Proposing on the Brooklyn Bridge
Poems About MarriageProposing on the Brooklyn Bridge:Poems About Marriage
According to the National Center for Health Statistics, forty-three percent of all new U.S. marriages end in divorce. In this uncertain climate, contemporary American poetry about married life inhabits a terrain of the soul that ranges from magnificent to parched with loneliness. This anthology inquires into the precarious expedition of marriage, charting its hopes and risks.
Readers will find words in this volume that stir a potent gasp of recognition. The institution of marriage may exist in profound flux, yet these poems convey with deep knowing into the essential, sacred mysteries at the heart of human partnership.
The editor, who is also a poet, has previously published two collections on relationships, Essential Love and To Love One Another. Several of her poems appear here with the work of American poets including Wendell Berry, Kelly Cherry, Donald Hall, Stephen Dunn, Jane Hirshfield, Stanley Kunitz, Lisel Mueller, Sharon Olds, and Richard Wilbur.
Through the poems, divided into segments such as “Beginnings,” “Together,” “Apart,” and “Looking Back,” married life emerges in all its complexity. In Gilbert Allen’s “Falling in Love,” for example, a couple joined in sky-diving nuptials becomes a symbol for the vertigo-inspiring leap of faith taken in marriage: “You had to assume / that they crashed safely into the ground, folded their silks / up like Brobdingnagian lingerie / and walked glove in glove into / that future that we all share … while far above / a man of God videotaped / their departure, trying to convince himself / everybody should try this once.” The question hangs in the air behind them: is the undertaking of marriage brave or reckless-or both?

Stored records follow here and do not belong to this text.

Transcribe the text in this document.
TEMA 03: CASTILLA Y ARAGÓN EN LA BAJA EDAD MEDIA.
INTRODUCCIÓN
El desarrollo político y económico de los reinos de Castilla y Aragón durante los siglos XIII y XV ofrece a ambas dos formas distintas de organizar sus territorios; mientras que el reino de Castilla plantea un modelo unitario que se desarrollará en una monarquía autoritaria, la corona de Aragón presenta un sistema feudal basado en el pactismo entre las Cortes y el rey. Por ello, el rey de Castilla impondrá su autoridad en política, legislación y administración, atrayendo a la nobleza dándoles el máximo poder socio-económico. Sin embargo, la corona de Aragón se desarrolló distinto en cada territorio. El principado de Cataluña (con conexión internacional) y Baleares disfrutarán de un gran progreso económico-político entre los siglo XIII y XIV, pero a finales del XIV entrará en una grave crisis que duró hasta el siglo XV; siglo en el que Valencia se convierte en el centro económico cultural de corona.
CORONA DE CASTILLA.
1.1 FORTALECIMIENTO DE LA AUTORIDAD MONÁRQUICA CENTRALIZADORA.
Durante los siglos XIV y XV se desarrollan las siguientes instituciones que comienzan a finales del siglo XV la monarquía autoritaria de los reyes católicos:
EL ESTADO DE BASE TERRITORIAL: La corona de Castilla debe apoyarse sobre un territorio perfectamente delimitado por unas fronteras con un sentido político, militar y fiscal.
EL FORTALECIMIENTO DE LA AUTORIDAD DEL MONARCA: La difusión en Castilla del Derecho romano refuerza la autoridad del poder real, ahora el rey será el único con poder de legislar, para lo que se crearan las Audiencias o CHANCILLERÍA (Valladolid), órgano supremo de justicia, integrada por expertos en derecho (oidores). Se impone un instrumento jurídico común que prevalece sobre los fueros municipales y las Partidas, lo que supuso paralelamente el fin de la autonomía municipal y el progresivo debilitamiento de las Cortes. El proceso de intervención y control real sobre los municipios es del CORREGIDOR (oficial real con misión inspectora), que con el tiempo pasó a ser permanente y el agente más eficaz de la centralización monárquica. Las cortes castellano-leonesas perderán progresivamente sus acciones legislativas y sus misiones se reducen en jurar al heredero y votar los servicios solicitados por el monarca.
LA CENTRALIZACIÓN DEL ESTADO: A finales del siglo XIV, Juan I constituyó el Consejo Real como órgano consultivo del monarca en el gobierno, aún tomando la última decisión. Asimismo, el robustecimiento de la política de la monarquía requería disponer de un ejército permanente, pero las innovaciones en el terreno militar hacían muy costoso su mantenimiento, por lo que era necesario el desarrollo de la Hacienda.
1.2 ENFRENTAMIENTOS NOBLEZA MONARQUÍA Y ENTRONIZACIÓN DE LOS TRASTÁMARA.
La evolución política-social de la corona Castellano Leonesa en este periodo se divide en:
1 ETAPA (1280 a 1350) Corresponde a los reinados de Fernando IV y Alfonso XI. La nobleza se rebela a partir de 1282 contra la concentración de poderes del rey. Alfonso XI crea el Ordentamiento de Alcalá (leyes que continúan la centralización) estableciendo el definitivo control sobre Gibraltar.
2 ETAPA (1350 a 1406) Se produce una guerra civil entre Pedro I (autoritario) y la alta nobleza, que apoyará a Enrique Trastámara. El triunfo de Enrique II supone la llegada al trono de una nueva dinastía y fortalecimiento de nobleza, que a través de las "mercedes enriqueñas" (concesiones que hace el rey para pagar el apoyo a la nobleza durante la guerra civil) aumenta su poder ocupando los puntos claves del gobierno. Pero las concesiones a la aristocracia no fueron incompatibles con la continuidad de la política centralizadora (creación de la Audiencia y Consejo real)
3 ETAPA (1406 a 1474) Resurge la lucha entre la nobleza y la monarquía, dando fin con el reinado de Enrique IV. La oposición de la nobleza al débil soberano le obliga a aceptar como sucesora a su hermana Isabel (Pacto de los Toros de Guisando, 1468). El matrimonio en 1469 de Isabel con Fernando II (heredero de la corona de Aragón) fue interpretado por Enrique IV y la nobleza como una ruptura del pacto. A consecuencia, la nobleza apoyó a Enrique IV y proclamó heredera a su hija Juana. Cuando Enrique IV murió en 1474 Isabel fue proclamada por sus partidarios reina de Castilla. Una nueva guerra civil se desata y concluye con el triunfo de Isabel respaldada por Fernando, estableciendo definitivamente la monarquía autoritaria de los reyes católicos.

Deeper into the collection, marriage appears as an intimate refuge from a perplexing world. Partnership is the place where one can be truly seen and known, as in Connors’ poem, “The Things We Carry”: “We carry our strangeness with us / wherever we go, but in this marriage / I want to say / I love what is strange about you, that garment your soul wears.” How stinging the chill is, then, when spouses become strangers in their once familiar space, as Stephen Dunn describes in “Diminuendo,” a piece on ending: “They leaned back / in their chairs / at the café / neither fully present / nor gone, his mind cut loose / from his heart / like a dinghy in cold water.”
Because this anthology encompasses a universal subject in vivid, accessible and intensely-felt work, it will likely appeal to a wider readership than the usual audience for poetry. Here, poets serve vital nourishment: a generous portion of both the awe and bewilderment that comprise love.